Open to students, researchers and the public, the interdisciplinary lecture series offers a chance to explore how sport intersects with identity, ideology, and global power.


Call for Speakers

Sport is often framed as a universal language, a neutral ground for play, pride, and performance. Yet from Jesse Owens in 1936 Berlin to the Black Power salute in 1968, from apartheid-era sports boycotts to today’s billion-dollar mega-events and online fan cultures, sport has also been a deeply political arena – shaped by and shaping global power relations.

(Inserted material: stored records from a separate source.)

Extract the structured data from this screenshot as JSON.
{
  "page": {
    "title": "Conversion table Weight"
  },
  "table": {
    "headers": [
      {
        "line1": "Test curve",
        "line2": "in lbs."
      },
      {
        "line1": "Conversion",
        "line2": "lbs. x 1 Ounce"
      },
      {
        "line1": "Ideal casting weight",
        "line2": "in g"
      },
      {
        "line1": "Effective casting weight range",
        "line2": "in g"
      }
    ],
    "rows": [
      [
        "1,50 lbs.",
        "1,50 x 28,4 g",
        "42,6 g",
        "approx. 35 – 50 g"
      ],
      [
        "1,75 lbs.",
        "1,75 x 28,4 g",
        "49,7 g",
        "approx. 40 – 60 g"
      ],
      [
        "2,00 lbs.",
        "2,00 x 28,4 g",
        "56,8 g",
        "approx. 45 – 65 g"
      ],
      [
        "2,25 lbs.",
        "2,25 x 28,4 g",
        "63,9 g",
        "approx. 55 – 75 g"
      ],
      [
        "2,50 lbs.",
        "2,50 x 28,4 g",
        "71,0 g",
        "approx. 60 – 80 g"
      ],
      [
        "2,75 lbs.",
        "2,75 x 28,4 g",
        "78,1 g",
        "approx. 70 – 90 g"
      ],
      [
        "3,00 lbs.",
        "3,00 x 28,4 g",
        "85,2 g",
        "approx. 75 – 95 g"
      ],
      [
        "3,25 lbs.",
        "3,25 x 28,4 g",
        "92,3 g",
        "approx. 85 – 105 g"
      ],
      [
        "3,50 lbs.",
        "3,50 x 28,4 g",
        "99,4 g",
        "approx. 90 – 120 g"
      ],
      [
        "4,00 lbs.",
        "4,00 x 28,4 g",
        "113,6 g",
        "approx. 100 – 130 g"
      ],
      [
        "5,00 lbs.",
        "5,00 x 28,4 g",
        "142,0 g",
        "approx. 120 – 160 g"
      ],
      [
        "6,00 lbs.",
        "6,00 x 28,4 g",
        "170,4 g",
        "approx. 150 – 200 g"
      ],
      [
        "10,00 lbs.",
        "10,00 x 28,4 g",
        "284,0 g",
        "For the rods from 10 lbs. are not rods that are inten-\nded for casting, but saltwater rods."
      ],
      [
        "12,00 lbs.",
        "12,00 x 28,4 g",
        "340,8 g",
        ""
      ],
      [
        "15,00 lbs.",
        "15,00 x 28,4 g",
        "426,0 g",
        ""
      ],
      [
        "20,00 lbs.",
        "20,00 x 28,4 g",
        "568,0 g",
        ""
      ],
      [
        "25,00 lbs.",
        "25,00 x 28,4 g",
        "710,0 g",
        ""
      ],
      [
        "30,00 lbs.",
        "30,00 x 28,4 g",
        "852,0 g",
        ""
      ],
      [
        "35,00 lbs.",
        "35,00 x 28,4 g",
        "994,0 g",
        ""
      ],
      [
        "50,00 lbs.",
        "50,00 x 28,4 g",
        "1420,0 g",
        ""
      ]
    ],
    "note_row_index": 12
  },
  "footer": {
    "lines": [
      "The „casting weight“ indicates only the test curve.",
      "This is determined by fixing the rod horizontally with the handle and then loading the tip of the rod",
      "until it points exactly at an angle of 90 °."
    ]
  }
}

This interdisciplinary lecture series, to be hosted in summer semester 2026 by the Leibniz ScienceCampus Europe and America in the Modern World, in Regensburg, invites scholars, journalists, practitioners, and cultural commentators to explore the global entanglements of sport with conflict, diplomacy, identity, and propaganda. We are particularly interested in how sport functions as a conduit of both hard and soft power—across time, regions, and political contexts.

Suggested topics include.

  • Athlete activism and protest, from historical moments to contemporary movements
  • Race, gender, class and the body in sport and media representation
  • Nation-building through sport: from local clubs to international competitions
  • Sport and authoritarian regimes: spectacle, legitimacy, resistance, and boycotts
  • Migration, diaspora, and belonging in and through sport
  • Digital sport: esports, fan engagement, and the mediatization of play
  • Global sporting events, sportswashing and human rights: FIFA, the Olympics, Apartheid, and beyond
  • Environmental, legal, or economic dimensions of sport as global enterprise

We welcome case studies from any region or era, and especially encourage proposals with comparative or transnational scope. Contributions from disciplines including (but not limited to) history, media and cultural studies, sociology, law, anthropology, political science, and economics are all welcome.

Submission Guidelines:

Please send a short abstract (150-200 words), a brief bio (max. 150 words), and your institutional affiliation to campus@europeamerica.de by 15 September 2025. Contributions may be in English or German. Please indicate if you have any preferences for particular dates.

Selected speakers will be invited to present in person in Regensburg during the 2026 summer semester (mid-April to late July 2026). Talks are scheduled for Wednesdays, 14:00-16:00 on the UR campus.